Brazil and Costa Rica have lots of potential for joint work

By May 1, 2008Sea Turtles

I was recently invited by the AVINA Foundation, to visit Brazil and share my marine conservation experiences with local scientists and activists.  During my stay (April 21 -28) I met Jose Truda who leads efforts to protect right whales, Joa Batista, a community leader in El Faro de Santa Marta who struggles to preserve the cultural identity of his community as well as the surrounding natural resources, Jorge Kotas of CEPSUL, a branch of the Ministry of Environment in charge of marine resource conservation, Guy Marcovaldi, the national coordinator of Projeto TAMAR, Brazil’s famous and successful sea turtle conservation program, as well as several of TAMAR’s researchers and biologists who work at different stations, such as César Augusto Da Silva who directs TAMAR’s project in Sergipe, and Gilberto Sales, one of TAMAR’s fishery biologists.

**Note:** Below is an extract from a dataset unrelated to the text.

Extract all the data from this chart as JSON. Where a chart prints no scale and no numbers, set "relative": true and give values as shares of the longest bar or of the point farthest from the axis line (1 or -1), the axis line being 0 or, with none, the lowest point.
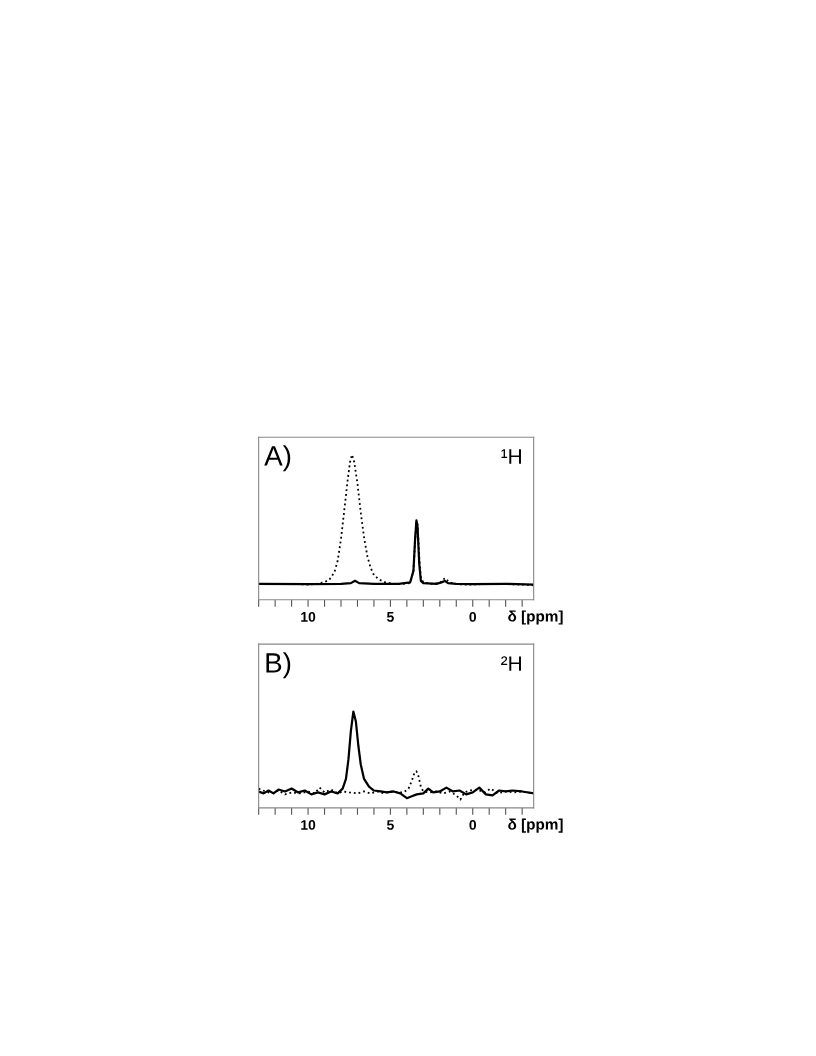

Not surprisingly, our colleagues in Brazil suffer the same issues.  Overfishing, unsustainable coastal development, by catch issues, destruction of wetlands for shrimp farming, and shark finning.  Even though there are many areas of potential collaboration, there are two fields I feel that PRETOMA could really help out.  The first one is Turtle Excluder Devices, or TEDs.  In Sergipe, the main problem for turtle conservation is identified as incidental catch by shrimp trawlers.  There is an opportunity to work with these fishermen and teach them how to use them.  The other field in which we could assist is the development of a national campaign against shark finning.

We could also really use TAMAR’s experience with environmental education and community involvement.  At PRETOMA, we are now trying to consolidate a stretch of 30 km of beach which includes 5 nesting beaches.  We could use TAMAR’s experience to develop an environmental interpretation center, designed to provide labor opportunities for members of these communities.